Vigorous woody vine or climbing shrub, 3-8(-30) m; stem up to 7 cm ø, bark whitish. Branches virgate, youngest parts longitudinally grooved, with elliptic lenticels in the grooves, pu-berulent. Leaves ovate to oblong, apex ± acuminate, acutish, base cuneate to obtuse, rarely rounded or subcordate, subequal, chartaceous to subcoriaceous, caducous-puberulous especially at the nerves beneath, the hairs persisting in the nerve axils as domatia, serrulate-crenulate or crenate, sometimes subentire, 8-18(-24) by 4-8 (-10) cm, nerves 1(-2) basal or slightly supra-basal, and 3-4 upper pairs, all arched and steeply ascending, veins and veinlets densely reticulate, slender but prominent on both faces; petiole c. 10 by 1 mm. Stipules small, knob-like. Axillary branchlets metamorphosed into strong woody tendrils coiled only at the end, often bearing a bud. Panicles loose, composed of a few axillary or terminal spike-like racemes, pendent, puberulous, 10-25 cm. Flowers solitary, or mostly crowded into glomerules, these spaced along the slender to filiform rachis. Pedicels very slender, up to 2 mm. Bract at the base of the inflorescences often metamorphosed into a weak flat completely coiled tendril. Sepals ovate, greenish white or yellowish, hairy on both sides, c. 1.5 mm. Petals ovate, thin, c. 1 mm. Disk yellowish. ♂ Flowers: filaments hairy, 2 mm; anthers subglobose, 0.5 mm; rudiment of ovary subglobose, shallowly 5-ribbed, hairy. ♀ Flowers: ovary ovoid, whitish-yellowish puberulent, 2 mm. Capsule obovoid-ellipsoid in outline, 5-winged, green, later dark brown, caducous-pubescent, 2.2-3(-3.5) by 1.3-1.8 cm; wings chartaceous, 5-8 mm wide, with irregularly crenulate margin; pedicel short, subtended by the non-accrescent calyx. Seed 1, subcylindrical, acuminate, lengthwise grooved, 12-15 by 5-6 mm.
More
A vine. It grows 3-8 m long. It can be much longer. The leaves are oval to oblong and taper to the tip. The flowers occur singly but can be in rounded groups. The fruit is a capsule with 5 wings.
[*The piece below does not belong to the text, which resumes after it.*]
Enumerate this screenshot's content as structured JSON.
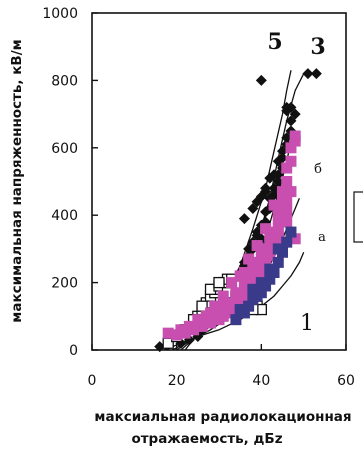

Straggling climber in canopy or edge of primary lowland forest, both in well drained and in swampy riverine forest, in littoral forest and even sometimes in the mangrove, also in disturbed gully forest or forest regrowths, seaside scrub; scattered, though locally not too rare, from sea-level up to c. 300 m, often on alluvial soil.